I remember it was then the fashion to cry down John Kemble, who
took the part of Charles after Smith; but, I thought, very unjustly.
Smith, I fancy, was more airy, and took the eye with a certain
gaiety of person. He brought with him no sombre recollections
of tragedy. He had not to expiate the fault of having pleased
beforehand in lofty declamation. He had no sins of Hamlet or of
Richard to atone for. His failure in these parts was a passport
to success in one of so opposite a tendency. But, as far as I
could judge, the weighty sense of Kemble made up for more personal
incapacity than he had to answer for. His harshest tones in this
part came steeped and dulcified in good humour. He made his defects
a grace. His exact declamatory manner, as he managed it, only
served to convey the points of his dialogue with more precision.

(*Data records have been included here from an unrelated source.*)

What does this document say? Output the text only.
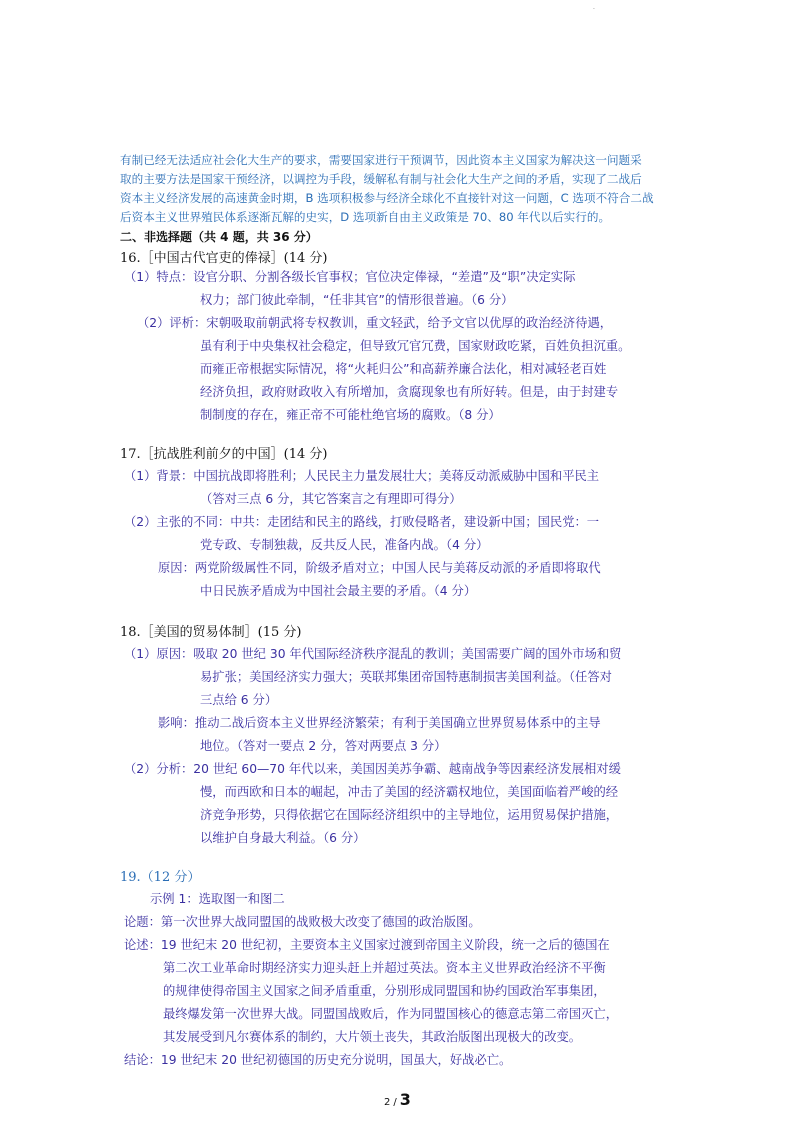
.
有制已经无法适应社会化大生产的要求，需要国家进行干预调节，因此资本主义国家为解决这一问题采
取的主要方法是国家干预经济，以调控为手段，缓解私有制与社会化大生产之间的矛盾，实现了二战后
资本主义经济发展的高速黄金时期，B 选项积极参与经济全球化不直接针对这一问题，C 选项不符合二战
后资本主义世界殖民体系逐渐瓦解的史实，D 选项新自由主义政策是 70、80 年代以后实行的。
二、非选择题（共 4 题，共 36 分）
16.［中国古代官吏的俸禄］(14 分)
（1）特点：设官分职、分割各级长官事权；官位决定俸禄，“差遣”及“职”决定实际
权力；部门彼此牵制，“任非其官”的情形很普遍。（6 分）
（2）评析：宋朝吸取前朝武将专权教训，重文轻武，给予文官以优厚的政治经济待遇，
虽有利于中央集权社会稳定，但导致冗官冗费，国家财政吃紧，百姓负担沉重。
而雍正帝根据实际情况，将“火耗归公”和高薪养廉合法化，相对减轻老百姓
经济负担，政府财政收入有所增加，贪腐现象也有所好转。但是，由于封建专
制制度的存在，雍正帝不可能杜绝官场的腐败。（8 分）
17.［抗战胜利前夕的中国］(14 分)
（1）背景：中国抗战即将胜利；人民民主力量发展壮大；美蒋反动派威胁中国和平民主
（答对三点 6 分，其它答案言之有理即可得分）
（2）主张的不同：中共：走团结和民主的路线，打败侵略者，建设新中国；国民党：一
党专政、专制独裁，反共反人民，准备内战。（4 分）
原因：两党阶级属性不同，阶级矛盾对立；中国人民与美蒋反动派的矛盾即将取代
中日民族矛盾成为中国社会最主要的矛盾。（4 分）
18.［美国的贸易体制］(15 分)
（1）原因：吸取 20 世纪 30 年代国际经济秩序混乱的教训；美国需要广阔的国外市场和贸
易扩张；美国经济实力强大；英联邦集团帝国特惠制损害美国利益。（任答对
三点给 6 分）
影响：推动二战后资本主义世界经济繁荣；有利于美国确立世界贸易体系中的主导
地位。（答对一要点 2 分，答对两要点 3 分）
（2）分析：20 世纪 60—70 年代以来，美国因美苏争霸、越南战争等因素经济发展相对缓
慢，而西欧和日本的崛起，冲击了美国的经济霸权地位，美国面临着严峻的经
济竞争形势，只得依据它在国际经济组织中的主导地位，运用贸易保护措施，
以维护自身最大利益。（6 分）
19.（12 分）
示例 1：选取图一和图二
论题：第一次世界大战同盟国的战败极大改变了德国的政治版图。
论述：19 世纪末 20 世纪初，主要资本主义国家过渡到帝国主义阶段，统一之后的德国在
第二次工业革命时期经济实力迎头赶上并超过英法。资本主义世界政治经济不平衡
的规律使得帝国主义国家之间矛盾重重，分别形成同盟国和协约国政治军事集团，
最终爆发第一次世界大战。同盟国战败后，作为同盟国核心的德意志第二帝国灭亡，
其发展受到凡尔赛体系的制约，大片领土丧失，其政治版图出现极大的改变。
结论：19 世纪末 20 世纪初德国的历史充分说明，国虽大，好战必亡。
2 / 3
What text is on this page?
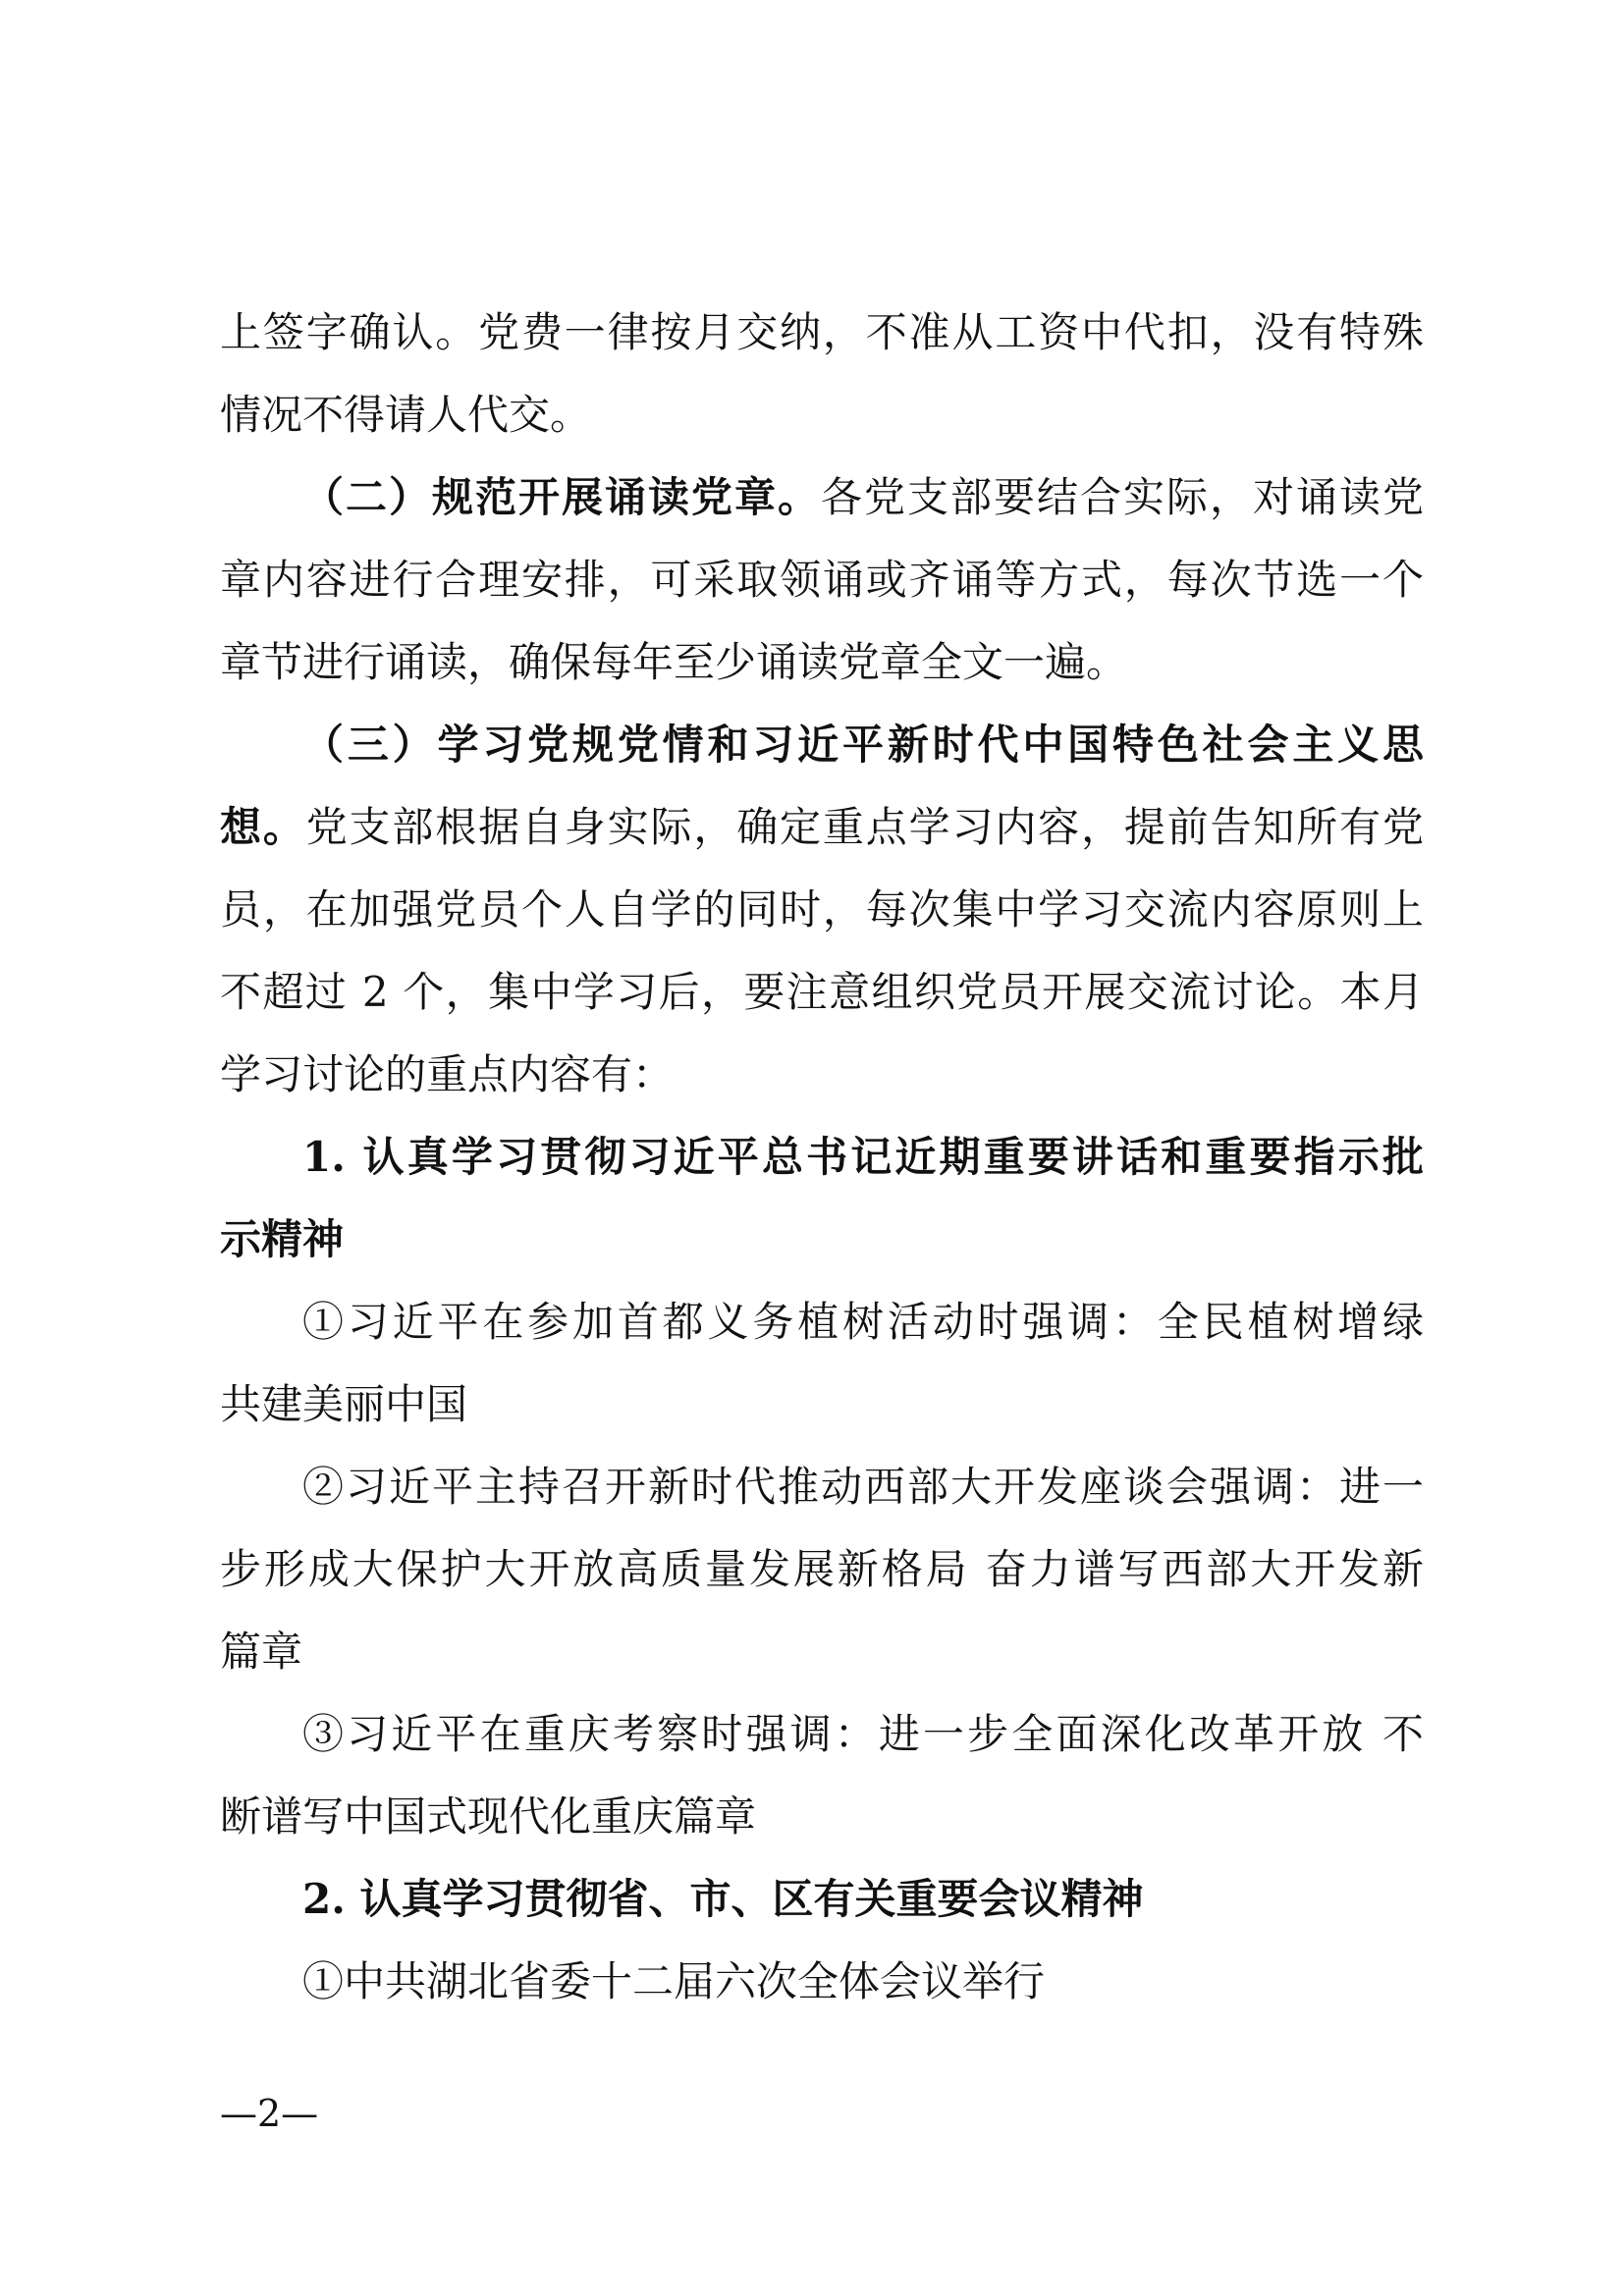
上签字确认。党费一律按月交纳，不准从工资中代扣，没有特殊
情况不得请人代交。
（二）规范开展诵读党章。各党支部要结合实际，对诵读党
章内容进行合理安排，可采取领诵或齐诵等方式，每次节选一个
章节进行诵读，确保每年至少诵读党章全文一遍。
（三）学习党规党情和习近平新时代中国特色社会主义思
想。党支部根据自身实际，确定重点学习内容，提前告知所有党
员，在加强党员个人自学的同时，每次集中学习交流内容原则上
不超过 2 个，集中学习后，要注意组织党员开展交流讨论。本月
学习讨论的重点内容有：
1. 认真学习贯彻习近平总书记近期重要讲话和重要指示批
示精神
①习近平在参加首都义务植树活动时强调：全民植树增绿
共建美丽中国
②习近平主持召开新时代推动西部大开发座谈会强调：进一
步形成大保护大开放高质量发展新格局 奋力谱写西部大开发新
篇章
③习近平在重庆考察时强调：进一步全面深化改革开放 不
断谱写中国式现代化重庆篇章
2. 认真学习贯彻省、市、区有关重要会议精神
①中共湖北省委十二届六次全体会议举行
—2—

It seemed to head the shafts to carry them deeper. Not one of
his sparkling sentences was lost. I remember minutely how he delivered
each in succession, and cannot by any effort imagine how any of
them could be altered for the better. No man could deliver brilliant
dialogue -- the dialogue of Congreve or of Wycherley -- because
none understood it -- half so well as John Kemble. His Valentine,
in Love for Love, was, to my recollection, faultless. He flagged
sometimes in the intervals of tragic passion. He would slumber
over the level parts of an heroic character. His Macbeth has been
known to nod. But he always seemed to me to be particularly alive
to pointed and witty dialogue. The relaxing levities of tragedy
have not been touched by any since him -- the playful court-bred
spirit in which he condescended to the players in Hamlet -- the
sportive relief which he threw into the darker shades of Richard
-- disappeared with him. He had his sluggish moods, his torpors
-- but they were the halting-stones and resting-places of his
tragedy -- politic savings, and fetches of the breath -- husbandry
of the lungs, where nature pointed him to be an economist -- rather,
I think, than errors of the judgment. They were, at worst, less
painful than the eternal tormenting unappeasable vigilance, the
"lidless dragon eyes," of present fashionable tragedy.